Sadio Gassama, the "brilliant young doctor" from Ziguinchor who went to Libya
Sadio Gassama, 25, is one of the young jihadists. He grew up in Ziguinchor, a town in Casamance, a region in Senegal that is squeezed between the Gambia and Guinea-Bissau. He joined the IS group as a military doctor.
On his Facebook page, which is open to the public, Sadio takes the time to respond to each comment he receives from both his friends and strangers who ask him why he left or decry his choice.
Before summer 2015, the young man’s posts were different. He shared photos where he posed with his fellow doctors, news about Casamance’s neighbour, the Gambia, and photos of the Ka’ba, the holiest site in Mecca.
He liked the Facebook page of his local football club and visited discussion groups about Islam but he rarely contributed. However, the information on his Facebook page should be taken with a grain of salt. For example, though he says on his page that he worked with the NGO "Médecins du monde ", his friends say that wasn’t true.
Between summer 2015 and the month of November, Sadio didn’t publish anything on his wall. In November, he reappeared, posting a photo showing a shirt with his name embroidered on it and a gun. He posted that he had become a “medical jihadist in the Islamic State in Libya”. Suddenly, photos of his med school friends were replaced with snapshots of Kalishnakovs.
In December 2015, Sadio Gassama published this photo on his Facebook account with a text preaching the virtues of jihad.
"He often said that he didn’t feel comfortable in Senegalese society"
Sadio, was the model good friend. He was always available to help explain what we were learning in class and to share studying tips.
But outside of studying and religion, he didn’t do much. He liked reading the Koran and was very strict about the hours of prayer. He often said that he didn’t feel comfortable in Senegalese society. He thought that the girls in school “dressed badly”. He never came and played football with us. He often said, “we were not put on this earth to have fun” [according to several friends, Sadio Gassama was part of the rigorous "Ibadous Rahmane" movement, which criticises the amount of influence that marabouts in Senegal have and preaches the absence of intermediaries between the faithful and God].
He had very good grades until his third year.
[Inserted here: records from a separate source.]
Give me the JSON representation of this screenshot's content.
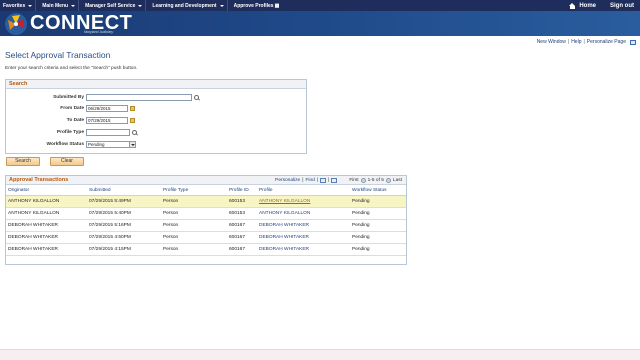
{
  "topnav": {
    "items": [
      "Favorites",
      "Main Menu",
      "Manager Self Service",
      "Learning and Development",
      "Approve Profiles"
    ],
    "home": "Home",
    "signout": "Sign out"
  },
  "banner": {
    "title": "CONNECT",
    "subtitle": "Maryland Judiciary"
  },
  "toplinks": {
    "new_window": "New Window",
    "help": "Help",
    "personalize": "Personalize Page"
  },
  "page": {
    "title": "Select Approval Transaction",
    "instructions": "Enter your search criteria and select the \"Search\" push button."
  },
  "search": {
    "header": "Search",
    "submitted_by_label": "Submitted By",
    "submitted_by_value": "",
    "from_date_label": "From Date",
    "from_date_value": "06/29/2015",
    "to_date_label": "To Date",
    "to_date_value": "07/29/2015",
    "profile_type_label": "Profile Type",
    "profile_type_value": "",
    "workflow_status_label": "Workflow Status",
    "workflow_status_value": "Pending",
    "search_button": "Search",
    "clear_button": "Clear"
  },
  "grid": {
    "title": "Approval Transactions",
    "personalize": "Personalize",
    "find": "Find",
    "first": "First",
    "range": "1-5 of 5",
    "last": "Last",
    "columns": [
      "Originator",
      "Submitted",
      "Profile Type",
      "Profile ID",
      "Profile",
      "Workflow Status"
    ],
    "rows": [
      {
        "originator": "ANTHONY KILGALLON",
        "submitted": "07/29/2015 5:49PM",
        "profile_type": "Person",
        "profile_id": "600153",
        "profile": "ANTHONY KILGALLON",
        "status": "Pending"
      },
      {
        "originator": "ANTHONY KILGALLON",
        "submitted": "07/29/2015 5:40PM",
        "profile_type": "Person",
        "profile_id": "600153",
        "profile": "ANTHONY KILGALLON",
        "status": "Pending"
      },
      {
        "originator": "DEBORAH WHITAKER",
        "submitted": "07/29/2015 5:16PM",
        "profile_type": "Person",
        "profile_id": "600167",
        "profile": "DEBORAH WHITAKER",
        "status": "Pending"
      },
      {
        "originator": "DEBORAH WHITAKER",
        "submitted": "07/29/2015 4:50PM",
        "profile_type": "Person",
        "profile_id": "600167",
        "profile": "DEBORAH WHITAKER",
        "status": "Pending"
      },
      {
        "originator": "DEBORAH WHITAKER",
        "submitted": "07/29/2015 4:15PM",
        "profile_type": "Person",
        "profile_id": "600167",
        "profile": "DEBORAH WHITAKER",
        "status": "Pending"
      }
    ]
  },
  "colors": {
    "nav_bg": "#1f2d5c",
    "banner_bg": "#1f4a8a",
    "section_title": "#b85a0b",
    "link": "#1f3f7a",
    "highlight_row": "#f8f5c4"
  }
}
In his fourth year, he suddenly had some kind of crisis and didn’t want to study anymore. He stopped coming to class, without explanation, which worried his friends. Then, one day, with no explanation, he came back.
"As a joke, some of his friends called him 'Boko Haram' because of his hard-line position on things"
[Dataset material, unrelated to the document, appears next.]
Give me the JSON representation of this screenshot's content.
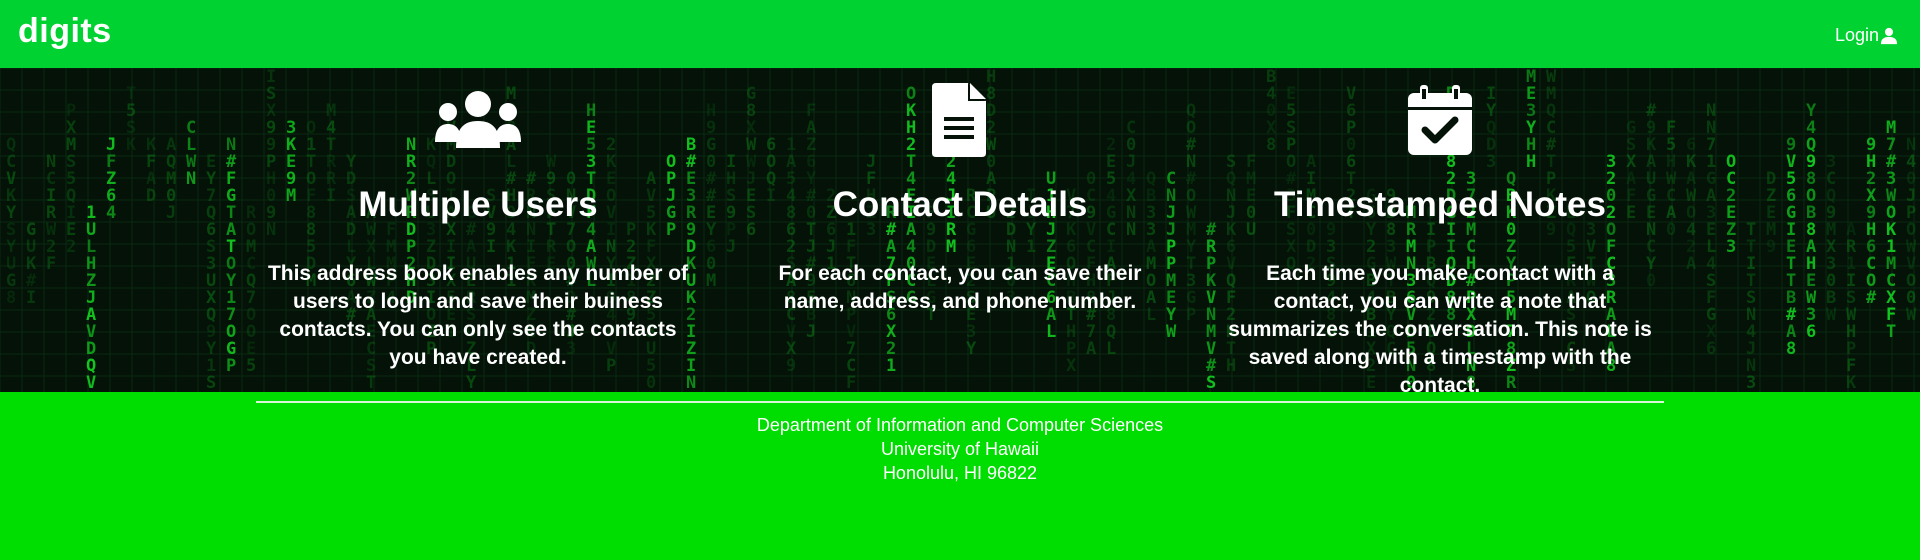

His friends didn’t notice any big differences except maybe that he sounded a little more hard-line than before. He started saying, for example, that all the girls should wear a veil, which he had never said before. As a joke, some of his friends nicknamed him “Boko Haram”.
The last time I saw him was before an exam in July. When the proctor called his name to turn in his test, he wasn’t there anymore. We didn’t hear anything from him until the day when we saw his newest posts on Facebook. We knew that he was religious, but we never expected him to go join an armed group. It was a shock for us. He didn’t hang out with any suspicious characters at school. The only explanation that we can come up with is that he radicalised himself on the internet.
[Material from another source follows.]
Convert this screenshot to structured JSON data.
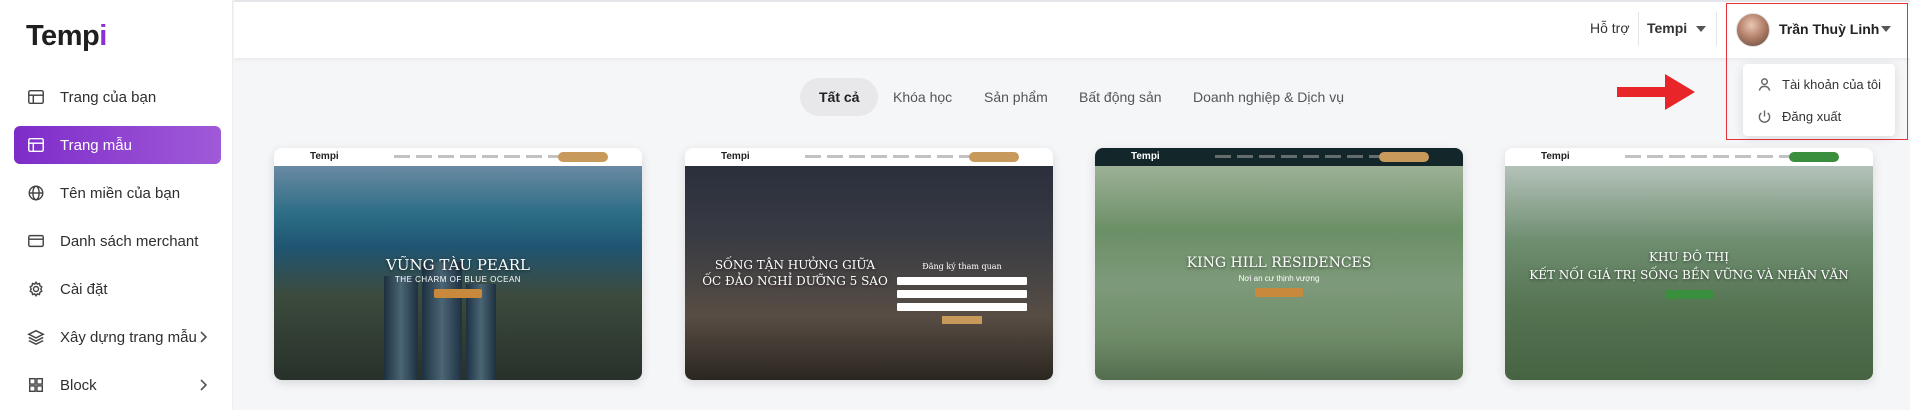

Sadio said that he wanted to be a great doctor in order to help his family in Ziguinchor. The last that I heard, he was interested in doing pediatric surgery.
The Senegalese government has been quiet about its nationals who have joined the Islamic State. In November 2015, several imams with suspected links to terrorist groups were arrested. The police spokesperson recently said that “the biggest fear was to have a cell of ten to twenty jihadists on Senegalese soil”.